SAWT BEIRUT INTERNATIONAL

| 28 March 2024, Thursday |

Canada’s deep yield curve inversion adds to BoC rate hike dilemma

The Bank of Canada is dealing with an economy that is probably more hot than previously believed, as well as the bond market’s clearest indication yet that a recession and reduced inflation are on the horizon.

According to the central bank of Canada, in order to reduce inflation, the economy must cool off from its overheated levels. Its tightening drive could cause a bigger downturn than anticipated if it overshoots that goal.

The bond market could be flagging that risk. The yield on the Canadian 10-year government bond has fallen nearly 100 basis points below the 2-year yield, marking the biggest inversion of Canada’s yield curve in Refinitiv data going back to 1994 and deeper than the U.S. Treasury yield curve inversion.

Curve inversions are viewed as recession indicators by certain researchers.

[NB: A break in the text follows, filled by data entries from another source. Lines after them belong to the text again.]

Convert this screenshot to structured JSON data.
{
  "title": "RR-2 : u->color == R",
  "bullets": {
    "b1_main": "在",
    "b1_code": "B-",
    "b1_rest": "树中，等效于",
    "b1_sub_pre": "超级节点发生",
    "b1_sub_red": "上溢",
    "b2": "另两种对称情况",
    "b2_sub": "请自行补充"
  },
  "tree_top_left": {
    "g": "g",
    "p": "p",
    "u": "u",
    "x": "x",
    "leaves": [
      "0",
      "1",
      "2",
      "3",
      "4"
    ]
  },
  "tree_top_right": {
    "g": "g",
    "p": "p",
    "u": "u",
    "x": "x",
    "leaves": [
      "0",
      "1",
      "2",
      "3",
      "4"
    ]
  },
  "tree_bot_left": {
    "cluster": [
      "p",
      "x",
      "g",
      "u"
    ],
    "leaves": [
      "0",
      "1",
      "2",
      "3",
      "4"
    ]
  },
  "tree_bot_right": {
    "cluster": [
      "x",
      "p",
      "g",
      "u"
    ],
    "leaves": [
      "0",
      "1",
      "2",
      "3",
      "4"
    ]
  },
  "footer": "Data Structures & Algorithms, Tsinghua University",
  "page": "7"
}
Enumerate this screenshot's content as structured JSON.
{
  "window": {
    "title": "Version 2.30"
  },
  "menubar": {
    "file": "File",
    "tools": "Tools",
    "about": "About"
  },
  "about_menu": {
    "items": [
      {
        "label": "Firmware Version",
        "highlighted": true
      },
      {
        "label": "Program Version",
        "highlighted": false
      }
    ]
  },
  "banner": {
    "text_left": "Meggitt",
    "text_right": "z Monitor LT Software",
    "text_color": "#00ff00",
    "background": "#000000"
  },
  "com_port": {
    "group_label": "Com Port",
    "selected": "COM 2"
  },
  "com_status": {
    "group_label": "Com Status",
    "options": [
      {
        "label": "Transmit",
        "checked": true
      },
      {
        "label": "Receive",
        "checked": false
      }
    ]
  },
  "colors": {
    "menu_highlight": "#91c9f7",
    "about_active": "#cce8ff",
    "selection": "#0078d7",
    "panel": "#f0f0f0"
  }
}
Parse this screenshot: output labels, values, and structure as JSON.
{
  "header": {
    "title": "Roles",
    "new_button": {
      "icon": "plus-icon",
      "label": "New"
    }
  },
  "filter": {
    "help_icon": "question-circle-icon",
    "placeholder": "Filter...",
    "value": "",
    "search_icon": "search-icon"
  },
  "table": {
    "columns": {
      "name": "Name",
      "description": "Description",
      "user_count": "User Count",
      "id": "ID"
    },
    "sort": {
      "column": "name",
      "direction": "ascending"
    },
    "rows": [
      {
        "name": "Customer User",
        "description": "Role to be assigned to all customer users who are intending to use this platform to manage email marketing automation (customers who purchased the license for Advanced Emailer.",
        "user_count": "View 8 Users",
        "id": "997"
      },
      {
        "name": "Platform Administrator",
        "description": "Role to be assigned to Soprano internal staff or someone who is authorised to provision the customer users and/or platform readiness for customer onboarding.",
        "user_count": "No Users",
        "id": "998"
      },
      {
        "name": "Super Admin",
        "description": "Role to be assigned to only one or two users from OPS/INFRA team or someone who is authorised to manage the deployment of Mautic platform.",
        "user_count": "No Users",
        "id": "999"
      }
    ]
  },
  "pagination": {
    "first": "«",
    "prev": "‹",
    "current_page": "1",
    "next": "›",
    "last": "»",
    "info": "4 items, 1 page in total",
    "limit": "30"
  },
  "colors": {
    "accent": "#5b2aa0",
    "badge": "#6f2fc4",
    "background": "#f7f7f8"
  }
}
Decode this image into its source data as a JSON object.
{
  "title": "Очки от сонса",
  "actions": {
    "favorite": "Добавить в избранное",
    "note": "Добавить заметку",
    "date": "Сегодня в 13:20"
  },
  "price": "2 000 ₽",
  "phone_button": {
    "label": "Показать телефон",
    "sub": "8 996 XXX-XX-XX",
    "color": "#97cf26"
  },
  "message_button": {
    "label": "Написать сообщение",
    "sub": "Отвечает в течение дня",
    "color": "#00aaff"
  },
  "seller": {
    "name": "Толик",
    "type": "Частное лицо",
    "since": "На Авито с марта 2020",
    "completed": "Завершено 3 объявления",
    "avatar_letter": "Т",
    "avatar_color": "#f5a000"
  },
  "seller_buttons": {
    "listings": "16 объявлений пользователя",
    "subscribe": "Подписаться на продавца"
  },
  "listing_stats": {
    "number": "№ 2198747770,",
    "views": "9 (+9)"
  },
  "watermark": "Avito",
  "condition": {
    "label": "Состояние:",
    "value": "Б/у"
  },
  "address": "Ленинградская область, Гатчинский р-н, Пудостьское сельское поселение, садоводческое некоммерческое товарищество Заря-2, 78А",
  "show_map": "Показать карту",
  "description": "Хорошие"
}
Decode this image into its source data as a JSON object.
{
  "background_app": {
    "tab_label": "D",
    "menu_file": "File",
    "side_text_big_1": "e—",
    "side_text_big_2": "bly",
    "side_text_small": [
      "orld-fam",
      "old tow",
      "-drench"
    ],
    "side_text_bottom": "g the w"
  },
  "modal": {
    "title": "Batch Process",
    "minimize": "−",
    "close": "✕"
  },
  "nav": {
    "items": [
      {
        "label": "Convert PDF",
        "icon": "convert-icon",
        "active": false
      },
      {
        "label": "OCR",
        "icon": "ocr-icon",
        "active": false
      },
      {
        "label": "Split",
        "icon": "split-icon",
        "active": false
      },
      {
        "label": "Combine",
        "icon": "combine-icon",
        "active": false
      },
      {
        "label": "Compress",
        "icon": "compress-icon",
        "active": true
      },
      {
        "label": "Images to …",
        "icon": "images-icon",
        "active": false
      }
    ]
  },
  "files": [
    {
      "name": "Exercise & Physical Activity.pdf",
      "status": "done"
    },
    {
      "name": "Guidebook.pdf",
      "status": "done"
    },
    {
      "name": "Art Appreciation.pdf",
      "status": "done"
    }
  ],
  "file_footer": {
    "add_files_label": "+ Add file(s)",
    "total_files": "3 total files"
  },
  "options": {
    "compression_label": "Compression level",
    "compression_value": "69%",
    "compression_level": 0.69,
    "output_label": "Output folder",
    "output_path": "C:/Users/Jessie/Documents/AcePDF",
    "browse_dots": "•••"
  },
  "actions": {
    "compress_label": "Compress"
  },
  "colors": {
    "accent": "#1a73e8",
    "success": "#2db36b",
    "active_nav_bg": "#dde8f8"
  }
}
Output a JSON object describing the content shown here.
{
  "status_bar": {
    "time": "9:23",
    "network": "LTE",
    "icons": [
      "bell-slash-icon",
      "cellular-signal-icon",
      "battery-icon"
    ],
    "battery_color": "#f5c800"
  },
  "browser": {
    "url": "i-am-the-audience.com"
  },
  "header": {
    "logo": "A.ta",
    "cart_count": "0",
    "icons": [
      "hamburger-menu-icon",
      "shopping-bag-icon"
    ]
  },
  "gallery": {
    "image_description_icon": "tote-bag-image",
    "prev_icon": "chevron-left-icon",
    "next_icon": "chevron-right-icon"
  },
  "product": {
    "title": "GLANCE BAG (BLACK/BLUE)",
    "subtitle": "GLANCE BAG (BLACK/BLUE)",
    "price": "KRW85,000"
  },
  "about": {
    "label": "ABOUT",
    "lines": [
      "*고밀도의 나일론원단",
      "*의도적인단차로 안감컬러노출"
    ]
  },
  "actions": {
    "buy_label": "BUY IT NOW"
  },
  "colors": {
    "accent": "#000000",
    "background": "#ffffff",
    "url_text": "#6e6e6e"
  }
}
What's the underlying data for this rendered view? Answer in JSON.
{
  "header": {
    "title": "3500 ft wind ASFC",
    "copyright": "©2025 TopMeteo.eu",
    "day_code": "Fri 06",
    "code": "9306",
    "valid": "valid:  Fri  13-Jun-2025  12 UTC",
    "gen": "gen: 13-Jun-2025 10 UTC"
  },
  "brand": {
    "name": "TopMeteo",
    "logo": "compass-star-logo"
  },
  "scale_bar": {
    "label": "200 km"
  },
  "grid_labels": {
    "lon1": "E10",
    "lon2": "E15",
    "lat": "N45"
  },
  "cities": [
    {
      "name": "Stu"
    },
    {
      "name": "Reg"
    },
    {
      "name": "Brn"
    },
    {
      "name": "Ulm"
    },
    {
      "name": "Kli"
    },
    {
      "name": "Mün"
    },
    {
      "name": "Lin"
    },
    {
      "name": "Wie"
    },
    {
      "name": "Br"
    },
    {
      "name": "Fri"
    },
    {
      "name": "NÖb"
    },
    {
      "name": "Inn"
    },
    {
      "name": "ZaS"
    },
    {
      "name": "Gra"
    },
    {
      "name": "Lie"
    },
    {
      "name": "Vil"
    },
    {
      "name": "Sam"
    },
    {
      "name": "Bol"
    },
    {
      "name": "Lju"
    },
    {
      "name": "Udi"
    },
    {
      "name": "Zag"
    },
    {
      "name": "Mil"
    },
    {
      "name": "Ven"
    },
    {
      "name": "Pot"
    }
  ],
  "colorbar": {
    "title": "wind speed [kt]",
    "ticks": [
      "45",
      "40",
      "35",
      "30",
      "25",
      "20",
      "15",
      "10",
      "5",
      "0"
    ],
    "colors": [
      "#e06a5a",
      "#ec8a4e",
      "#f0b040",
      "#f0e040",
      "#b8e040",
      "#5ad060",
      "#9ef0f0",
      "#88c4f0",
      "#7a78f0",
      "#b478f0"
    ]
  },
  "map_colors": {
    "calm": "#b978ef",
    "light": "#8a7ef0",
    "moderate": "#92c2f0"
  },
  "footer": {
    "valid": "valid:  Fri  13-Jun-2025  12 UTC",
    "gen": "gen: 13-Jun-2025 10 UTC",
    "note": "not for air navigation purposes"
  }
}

After taking up large amounts of debt to participate in a booming home market during the COVID-19 pandemic, Canadians are likely to be especially sensitive to increasing rates.

The BoC has made it possible to slow rate rises to a quarter of a percentage point after several erroneous increases in recent months caused the benchmark rate to rise to 3.75%, its highest level since 2008.

When the bank meets to announce policy on Wednesday, money markets are betting on a 25-basis-point increase, but a narrow majority of analysts in a Reuters poll anticipate a larger move.